Normally, when the economy and stock market are doing well, investors are willing to pay a high price for future earnings. They might be willing to pay a lot for a company that has no current income, on the assumption that in a few years the profits will start rolling in. In this scenario, comfortable in their long-term assessment of the company, it’s easy for them to ignore short-term bad news.
But when things don’t look great, investor time horizons compress. The survival instinct kicks in. All of a sudden we become unusually concerned with what will happen this quarter, this month, or even this week. We hang on every word management utters in a conference call.
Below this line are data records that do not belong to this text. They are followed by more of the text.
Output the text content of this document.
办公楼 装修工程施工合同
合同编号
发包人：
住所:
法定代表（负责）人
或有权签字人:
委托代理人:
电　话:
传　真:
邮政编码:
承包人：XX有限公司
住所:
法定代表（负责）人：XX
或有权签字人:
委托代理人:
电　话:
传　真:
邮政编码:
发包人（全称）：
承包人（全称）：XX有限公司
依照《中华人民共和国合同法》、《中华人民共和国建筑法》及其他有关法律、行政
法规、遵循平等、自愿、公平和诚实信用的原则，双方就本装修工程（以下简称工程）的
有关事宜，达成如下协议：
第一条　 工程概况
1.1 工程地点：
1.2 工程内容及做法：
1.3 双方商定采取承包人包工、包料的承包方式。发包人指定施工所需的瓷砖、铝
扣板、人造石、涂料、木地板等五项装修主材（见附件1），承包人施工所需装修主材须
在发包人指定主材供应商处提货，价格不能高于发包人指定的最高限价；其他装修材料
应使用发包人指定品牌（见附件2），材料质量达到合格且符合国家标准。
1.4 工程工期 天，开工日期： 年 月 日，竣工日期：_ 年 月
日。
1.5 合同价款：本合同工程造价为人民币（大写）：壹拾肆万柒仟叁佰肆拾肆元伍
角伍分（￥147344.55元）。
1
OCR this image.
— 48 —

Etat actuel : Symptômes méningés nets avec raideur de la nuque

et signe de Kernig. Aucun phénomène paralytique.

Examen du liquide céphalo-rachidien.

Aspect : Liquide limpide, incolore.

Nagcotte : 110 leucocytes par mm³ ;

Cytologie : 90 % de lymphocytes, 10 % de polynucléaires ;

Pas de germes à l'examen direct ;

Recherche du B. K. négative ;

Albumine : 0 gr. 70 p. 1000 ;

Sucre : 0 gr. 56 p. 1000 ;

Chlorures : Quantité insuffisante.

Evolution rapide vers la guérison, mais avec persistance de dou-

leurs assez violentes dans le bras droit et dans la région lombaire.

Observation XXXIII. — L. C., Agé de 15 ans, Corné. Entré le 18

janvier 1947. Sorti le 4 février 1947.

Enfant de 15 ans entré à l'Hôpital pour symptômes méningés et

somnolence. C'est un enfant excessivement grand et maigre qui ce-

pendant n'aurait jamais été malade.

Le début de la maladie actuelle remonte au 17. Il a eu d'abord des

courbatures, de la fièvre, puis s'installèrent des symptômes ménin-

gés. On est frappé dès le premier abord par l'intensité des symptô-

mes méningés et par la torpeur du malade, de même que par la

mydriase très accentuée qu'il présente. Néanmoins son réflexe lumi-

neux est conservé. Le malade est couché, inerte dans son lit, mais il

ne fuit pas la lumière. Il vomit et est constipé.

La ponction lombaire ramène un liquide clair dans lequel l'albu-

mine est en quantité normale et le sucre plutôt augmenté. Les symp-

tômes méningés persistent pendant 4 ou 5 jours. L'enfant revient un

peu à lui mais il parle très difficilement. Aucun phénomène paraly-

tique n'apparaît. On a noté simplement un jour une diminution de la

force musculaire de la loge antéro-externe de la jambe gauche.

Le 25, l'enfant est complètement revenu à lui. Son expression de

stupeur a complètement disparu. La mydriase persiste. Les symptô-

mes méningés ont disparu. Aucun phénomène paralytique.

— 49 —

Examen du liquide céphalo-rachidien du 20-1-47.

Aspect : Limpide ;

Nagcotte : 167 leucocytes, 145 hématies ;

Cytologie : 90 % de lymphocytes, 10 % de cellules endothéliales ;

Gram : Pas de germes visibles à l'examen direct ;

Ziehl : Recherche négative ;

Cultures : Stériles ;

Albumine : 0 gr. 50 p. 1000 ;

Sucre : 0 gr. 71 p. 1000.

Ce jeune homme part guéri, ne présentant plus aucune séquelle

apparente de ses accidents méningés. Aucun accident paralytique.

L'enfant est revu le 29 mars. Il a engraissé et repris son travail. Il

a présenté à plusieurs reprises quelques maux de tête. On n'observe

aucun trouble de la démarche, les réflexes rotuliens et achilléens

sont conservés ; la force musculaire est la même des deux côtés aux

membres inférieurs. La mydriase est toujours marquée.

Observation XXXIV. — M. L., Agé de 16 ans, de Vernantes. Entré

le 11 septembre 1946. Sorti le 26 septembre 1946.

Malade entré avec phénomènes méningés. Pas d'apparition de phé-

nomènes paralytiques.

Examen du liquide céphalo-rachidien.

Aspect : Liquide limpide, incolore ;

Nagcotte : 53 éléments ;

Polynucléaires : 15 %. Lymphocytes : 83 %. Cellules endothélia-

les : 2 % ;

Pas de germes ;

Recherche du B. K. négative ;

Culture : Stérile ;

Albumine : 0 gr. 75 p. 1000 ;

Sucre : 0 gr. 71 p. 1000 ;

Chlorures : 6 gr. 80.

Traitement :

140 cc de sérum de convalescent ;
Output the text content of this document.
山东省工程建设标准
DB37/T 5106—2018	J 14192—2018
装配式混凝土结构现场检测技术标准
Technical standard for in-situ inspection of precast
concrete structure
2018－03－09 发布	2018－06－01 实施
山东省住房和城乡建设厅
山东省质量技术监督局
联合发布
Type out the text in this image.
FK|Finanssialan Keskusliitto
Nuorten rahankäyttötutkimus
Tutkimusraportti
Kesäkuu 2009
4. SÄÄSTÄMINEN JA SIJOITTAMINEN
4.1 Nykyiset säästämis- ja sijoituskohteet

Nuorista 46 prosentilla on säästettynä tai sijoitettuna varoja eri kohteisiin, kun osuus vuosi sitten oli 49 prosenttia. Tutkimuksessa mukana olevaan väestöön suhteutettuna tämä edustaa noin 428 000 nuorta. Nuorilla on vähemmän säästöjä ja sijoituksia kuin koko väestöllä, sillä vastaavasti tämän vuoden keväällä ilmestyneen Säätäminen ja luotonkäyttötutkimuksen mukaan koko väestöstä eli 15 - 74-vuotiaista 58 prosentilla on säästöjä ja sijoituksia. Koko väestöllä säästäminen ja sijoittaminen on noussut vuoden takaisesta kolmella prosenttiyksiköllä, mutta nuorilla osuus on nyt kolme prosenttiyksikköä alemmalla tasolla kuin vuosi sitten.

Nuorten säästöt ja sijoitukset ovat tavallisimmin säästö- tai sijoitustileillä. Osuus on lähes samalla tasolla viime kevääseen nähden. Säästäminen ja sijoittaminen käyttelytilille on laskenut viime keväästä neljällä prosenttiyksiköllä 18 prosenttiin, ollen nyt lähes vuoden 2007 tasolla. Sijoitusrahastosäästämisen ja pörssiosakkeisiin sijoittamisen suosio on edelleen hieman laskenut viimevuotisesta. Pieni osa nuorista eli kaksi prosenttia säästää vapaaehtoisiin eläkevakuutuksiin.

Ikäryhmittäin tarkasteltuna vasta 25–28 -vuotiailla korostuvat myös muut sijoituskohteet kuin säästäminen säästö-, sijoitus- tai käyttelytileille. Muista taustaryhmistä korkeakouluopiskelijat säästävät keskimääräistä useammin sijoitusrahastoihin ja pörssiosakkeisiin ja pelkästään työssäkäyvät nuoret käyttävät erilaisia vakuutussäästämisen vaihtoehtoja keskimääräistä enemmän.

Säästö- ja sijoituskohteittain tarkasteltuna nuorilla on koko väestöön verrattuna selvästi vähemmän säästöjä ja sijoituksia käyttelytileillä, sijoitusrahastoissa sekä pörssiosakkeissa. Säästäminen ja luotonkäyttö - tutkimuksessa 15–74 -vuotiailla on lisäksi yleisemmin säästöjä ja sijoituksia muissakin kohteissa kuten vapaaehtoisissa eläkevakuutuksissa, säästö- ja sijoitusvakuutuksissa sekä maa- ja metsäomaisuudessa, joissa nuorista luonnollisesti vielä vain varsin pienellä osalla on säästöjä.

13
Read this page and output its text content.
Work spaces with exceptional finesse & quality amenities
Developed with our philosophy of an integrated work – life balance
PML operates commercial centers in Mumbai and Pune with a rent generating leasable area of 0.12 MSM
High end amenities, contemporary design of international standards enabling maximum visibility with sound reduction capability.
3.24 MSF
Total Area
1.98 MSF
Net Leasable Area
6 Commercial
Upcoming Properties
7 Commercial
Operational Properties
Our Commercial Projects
We extrapolate bad news reported by a competitor to the entire industry. And we scour the news for reasons to sell.
As you can imagine, this is a time when prices become volatile, and when most investors overreact to bad news. We suddenly forget that the vast majority of a company’s value comes from earnings that will come well into the future, long after the current troubles are forgotten.
The successful investor must maintain this long time horizon. Times when everyone else has extreme myopia offer the greatest rewards to farsighted investors who remember that all periods of trouble eventually pass.
And yet so many investors, especially those new to having significant assets in the stock market, feel like they need to anticipate the next market correction, take profits off the table, and go to cash. This is almost always a horrible idea. In the oft-quoted words of legendary fund manager Peter Lynch, “Far more money has been lost by investors preparing for corrections, or trying to anticipate corrections, than has been lost in corrections themselves.”
An investor with an entrepreneurial background should be uniquely positioned to maintain this understanding. You have learned over the years to take advantage of opportunities—using downturns to buy distressed assets out of receivership, acquire weaker competitors, or secure prime retail locations vacated by tenants. Having a long-term view is the way to emerge from downturns stronger than ever.
You wouldn’t be where you are today if you listened to the Chicken Littles or panicked every time the economic outlook appeared grim. Take this essential element of success and apply it to your investment portfolio as well.
This is your only edge over the pros. Honour it.
The post-Olympic crash
This earlier days of this blog spent some time covering the struggles of post-exit entrepreneurs. One of these post covered what I call “The Crash.”
This week the FT reported on a study which showed that “about 35 per cent of elite athletes suffer from some form of mental disorder — from burnout and substance abuse to depression — with the period following major tournaments.”
What does this have to do with investing? Surprisingly, quite a bit. Many people only seriously begin investing after a great wealth-creation event, like the sale of a business. This can feel like reaching the “pinnacle” of the business world, akin to winning that Olympic gold. A post-sale entrepreneur can learn a lot from the struggles of the post-medal athlete.
It can be treacherous, but with the right approach and mindset, tremendously rewarding. This is why I wrote Low Risk Rules.
Cathie’s ARK again
I’ve beat up on ARKK once or twice already.
This week, Barron’s took another turn, highlighting a Morningstar study:
…since its 2014 inception, the fund has returned 9.7% on average per year, according to Morningstar. That’s far below the triple-digit returns that investors once dreamed of, but more or less in line with long-term stock returns.
And for investors, it’s even more bleak: Their average annual return, calculated by Morningstar is -17%.
It’s a story that is almost identical to the story of the CGM Focus Fund that I told in Low Risk Rules.
And for those wondering why chasing growth can be so challenging, I would refer you to the article “Why investing in the ‘next big thing’ is so hard.”
I feel like it would be very timely to revisit this as investors chase the now-consensus AI boom in stocks like Nvidia. As treacherous as today’s market appears on the surface, value is out there for those looking for it.